A key move under De Luca's leadership was a major shift away from OEM products to higher-margin, branded products for the retail market. By 2001, 80 percent of revenues were coming from the retail side. This helped buffer Logitech from the severe early 2000s slump in PC sales. The firm also continued to seek growth through new product lines. During fiscal 2001 Logitech introduced its first peripheral designed for a game console, the Driving Force racing wheel for the Sony PlayStation 2. Over the next few years, the company developed more than 15 more peripherals for consoles, two of the most popular being cordless controllers for the PlayStation and Microsoft's Xbox, both introduced in 2002. Logitech pioneered another new iteration of the mouse in 2001, introducing the Cordless MouseMan Optical, the first cordless optical mouse. The optical mouse, which used a light-based tracking system, began replacing the older type of ball-based mouse.

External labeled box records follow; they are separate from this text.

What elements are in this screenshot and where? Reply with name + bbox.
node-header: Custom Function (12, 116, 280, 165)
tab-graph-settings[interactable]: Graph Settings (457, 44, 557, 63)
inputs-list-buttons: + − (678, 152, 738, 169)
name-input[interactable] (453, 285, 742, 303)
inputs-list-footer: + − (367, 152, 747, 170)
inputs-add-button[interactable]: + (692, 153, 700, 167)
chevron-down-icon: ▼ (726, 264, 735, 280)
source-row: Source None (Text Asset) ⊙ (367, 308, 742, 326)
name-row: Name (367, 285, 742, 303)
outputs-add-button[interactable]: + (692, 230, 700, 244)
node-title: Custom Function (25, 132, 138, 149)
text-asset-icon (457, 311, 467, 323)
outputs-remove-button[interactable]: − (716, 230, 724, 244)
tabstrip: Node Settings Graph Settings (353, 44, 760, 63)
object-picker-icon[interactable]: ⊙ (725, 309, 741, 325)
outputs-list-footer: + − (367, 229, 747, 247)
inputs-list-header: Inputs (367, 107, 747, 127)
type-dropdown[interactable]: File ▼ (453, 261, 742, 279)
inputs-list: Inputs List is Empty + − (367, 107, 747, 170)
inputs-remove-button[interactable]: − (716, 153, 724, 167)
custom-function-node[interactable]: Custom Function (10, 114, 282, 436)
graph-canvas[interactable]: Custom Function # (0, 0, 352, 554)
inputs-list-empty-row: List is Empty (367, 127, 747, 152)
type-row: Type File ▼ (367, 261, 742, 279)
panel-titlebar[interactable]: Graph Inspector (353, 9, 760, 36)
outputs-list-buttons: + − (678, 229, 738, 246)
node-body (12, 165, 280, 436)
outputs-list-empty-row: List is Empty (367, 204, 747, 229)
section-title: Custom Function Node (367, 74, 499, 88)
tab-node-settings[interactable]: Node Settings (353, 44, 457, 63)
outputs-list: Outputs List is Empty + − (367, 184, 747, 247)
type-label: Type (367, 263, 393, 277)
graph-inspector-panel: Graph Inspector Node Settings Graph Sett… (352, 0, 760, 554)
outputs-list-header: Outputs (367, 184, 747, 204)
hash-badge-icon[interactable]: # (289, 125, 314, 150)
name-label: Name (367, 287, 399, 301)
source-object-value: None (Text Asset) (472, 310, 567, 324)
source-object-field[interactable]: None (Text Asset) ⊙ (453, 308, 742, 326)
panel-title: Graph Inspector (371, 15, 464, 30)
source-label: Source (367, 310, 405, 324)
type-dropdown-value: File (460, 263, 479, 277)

In March 2001 Logitech significantly strengthened its position in the audio peripheral sector by purchasing Vancouver, Washington-based Labtec Inc. for $73 million. Labtec produced PC speakers, headsets, and microphones, and Logitech greatly expanded this line in the next few years, extending into audio products for game consoles and entertainment as well as headsets for mobile phones. At the same time, Logitech was developing products based on the new Bluetooth wireless technology. In 2002 it introduced a pointing device that allowed a user to control presentations within 30 feet of a PC. The company the following year brought to market its first cordless headset for a mobile phone, the Mobile Freedom Headset, which featured wind-canceling technology. Among the numerous other new products introduced in 2002 was the io Personal Digital Pen, a pen with a built-in camera for electronically capturing written notes for transmittal into a PC document. Another mouse milestone was reached in September 2003 when Logitech shipped its 500 millionth mouse.

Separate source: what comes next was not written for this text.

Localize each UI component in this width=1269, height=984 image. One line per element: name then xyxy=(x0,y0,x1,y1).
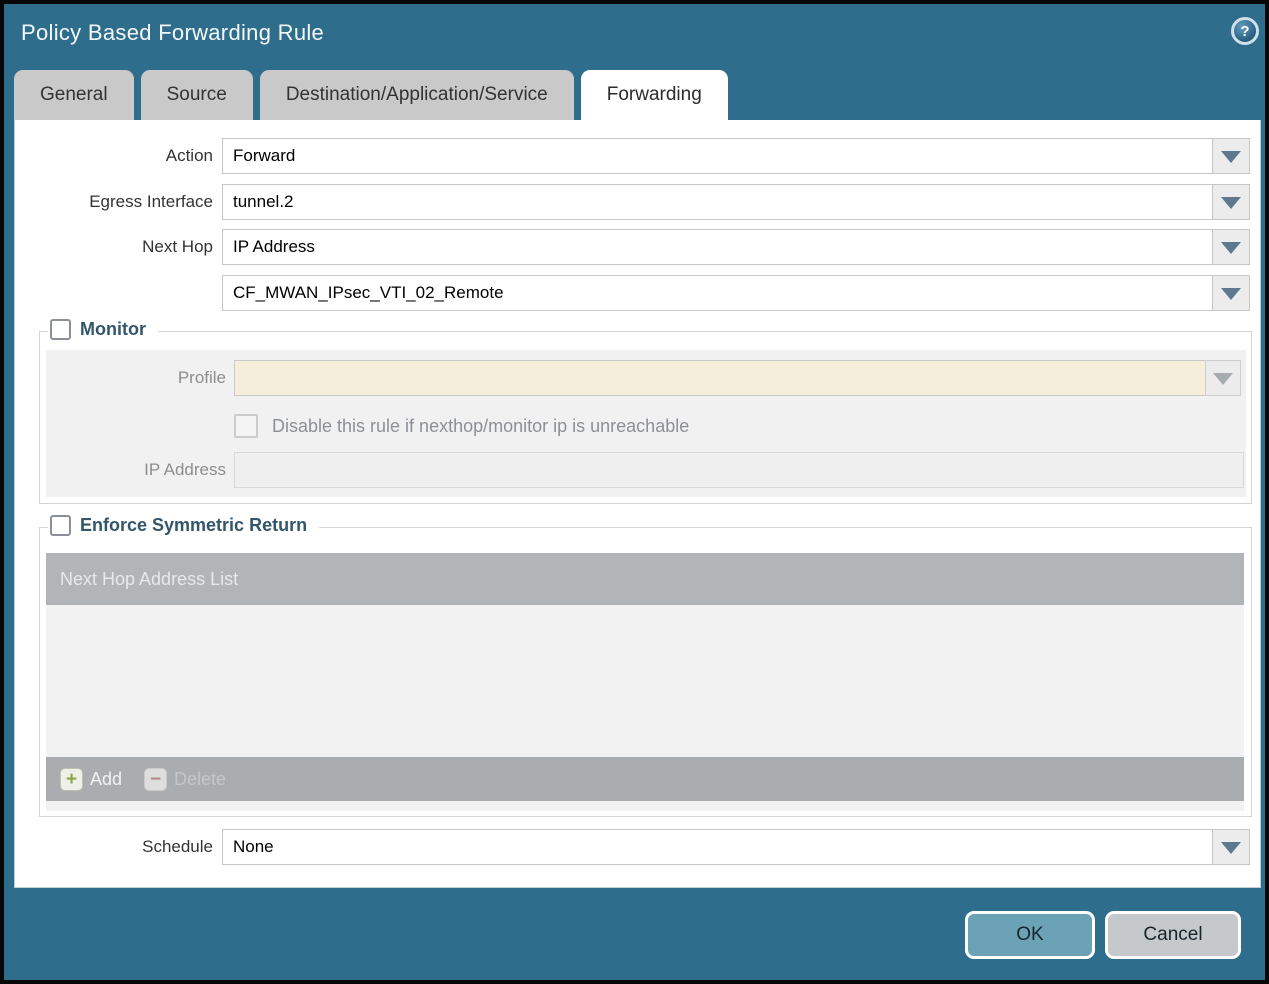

By the fiscal year ending in March 2004, Logitech had enjoyed a remarkable string of success during a down period for the personal computer industry. Both revenues and profits had grown for six straight years since De Luca came onboard: revenues jumping from $470.7 million to $1.27 billion, profits from $7.1 million to $132.2 million. Logitech launched more than 100 new products during fiscal 2004 and shipped more than 47 million units under the Logitech brand. Continuing to seek new niches within the human-machine interface sector, Logitech bought Intrigue Technologies, Inc. for $29 million in cash. Based in Mississauga, Ontario, Intrigue produced advanced remote control devices for entertainment products such as televisions, DVD players, and the like. Later in 2004 Logitech announced plans to build a new factory in Suzhou, China, with an initial capacity increase of 30 percent, and it also introduced the world's first laser cordless mouse. The company said that the laser tracking system, codeveloped with Palo Alto-based Agilent Technologies Inc., offered 20 times greater sensitivity than LED-based optical mice. By accelerating organic growth through aggressive new product development initiatives, seeking additional medium-sized acquisitions similar to that of Intrigue, and increasing manufacturing capacity, Logitech aimed to triple its revenues by around 2010.
Principal Subsidiaries: Logitech, Inc. (U.S.A.); Labtec, Inc. (U.S.A.); 3Dconnexion, Inc. (U.S.A.); Intrigue Technologies, Inc. (U.S.A.); Logitech Hong Kong, Ltd.; Logitech Europe S.A.; LogiCool Co. Ltd. (Japan); Logitech Far East, Ltd. (Taiwan); Suzhou Logitech Electronic Co. Ltd. (China).
Principal Competitors: Microsoft Corporation; Creative Technology Ltd.; Royal Philips Electronics N.V.; Altec Lansing Technologies, Inc.; Veo.